Ashley Madison, ya know, the online cheating site that in July of 2015 leaked confidential information of 37 million dirtbags and bolstered its user base with robot chicks to lure men is still alive and well, or so they say. A bajillion lawsuits and a few suicides from unfaithful dudes later, and Ashley Madison has limped back into the picture like Judas showing up at Jesus’ bachelor party looking for a lap dance.
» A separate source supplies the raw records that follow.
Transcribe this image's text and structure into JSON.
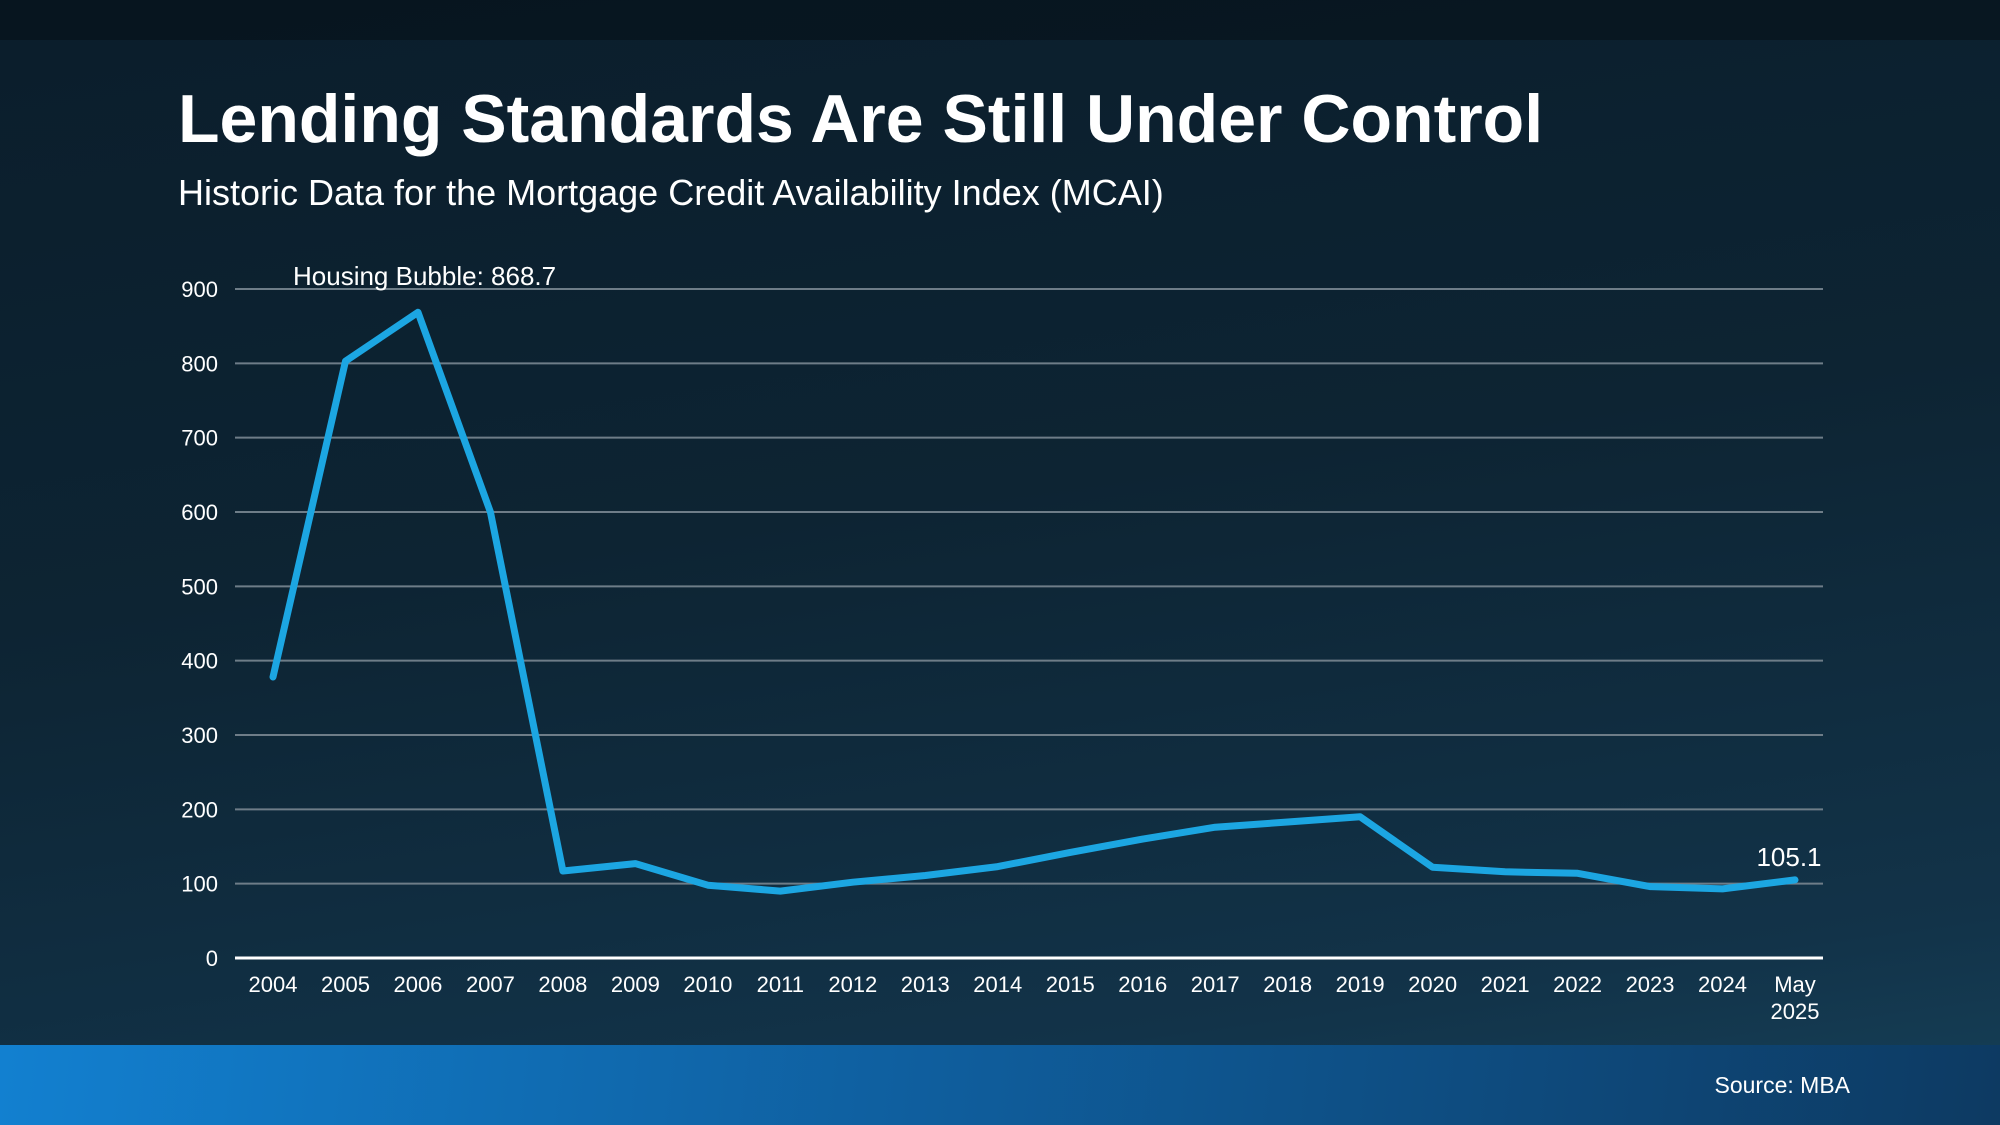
{
  "header": {
    "title": "Lending Standards Are Still Under Control",
    "subtitle": "Historic Data for the Mortgage Credit Availability Index (MCAI)"
  },
  "chart_data": {
    "type": "line",
    "categories": [
      "2004",
      "2005",
      "2006",
      "2007",
      "2008",
      "2009",
      "2010",
      "2011",
      "2012",
      "2013",
      "2014",
      "2015",
      "2016",
      "2017",
      "2018",
      "2019",
      "2020",
      "2021",
      "2022",
      "2023",
      "2024",
      "May 2025"
    ],
    "values": [
      378,
      803,
      868.7,
      600,
      117,
      127,
      98,
      90,
      102,
      111,
      123,
      142,
      160,
      176,
      183,
      190,
      122,
      116,
      114,
      96,
      93,
      105.1
    ],
    "ylim": [
      0,
      900
    ],
    "ytick_step": 100,
    "grid": true,
    "legend": "none",
    "annotations": {
      "peak_label": "Housing Bubble: 868.7",
      "latest_label": "105.1"
    }
  },
  "footer": {
    "source": "Source: MBA"
  },
  "colors": {
    "background_top": "#081723",
    "background_main": "#0d2433",
    "background_bottom": "#164159",
    "line": "#1ca6e2",
    "grid": "#6e7d88",
    "axis": "#ffffff",
    "text": "#ffffff",
    "footer_bar_left": "#1280d0",
    "footer_bar_right": "#0d3a62"
  }
}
The cheating site claims it added more than 400,000 global users last month, according to the New York Post. Ashley Madison claims it has signed up 52.7 million users since it was founded 15 years ago. That number is more than 15 million larger than the subscribers it claimed 2015 at the time of the cyberattack. This begs the question: how? Well, conveniently for Ashley Madison, it doesn’t discuss numbers like daily active users for “competitive reasons,” thus giving them immunity to questions about how a company could possibly come out of such an ugly scandal better off.
“Your math is accurate,” says Paul Keable, VP of communications for the site’s new corporate parent, Ruby Life. “In the summer of 2015 we experienced unprecedented media coverage of our business” — and unprecedented signups despite the hacking scare, according to Keable.
“Our monthly new member account additions have not been verified by a third party, but we stand behind them,” Keable insists.
Here’s a reminder of just how shady this company has operated in the past. As Gizmodo points out, in 2015 Ashley Madison created more than 70,000 female bots to send male users fake messages inflate its numbers. When men signed up for new accounts, they’d be messaged by a bot masquerading as an interested woman. The men would then pay a small fee to reply to the bots. A mind-numbing 80 percent of initial purchases were made by a male trying to communicate with a female bot.
Today, in Ashley Madison’s post-scandal era, the company is not only claiming that it has ridded itself of bots, but that the men-women ratio is comparable. VP Paul Keable is touting a 1-to-1 ratio of signups by women and men in New York City. That ratio falls off a bit, to 1.4 men for every woman signing up across the rest of the country, Keable said.
The men who are joining Ashley Madison in 2017 are the same ones who are sending money to a Nigerian prince. Anonymous needs to expose this scam and everyone involved with it.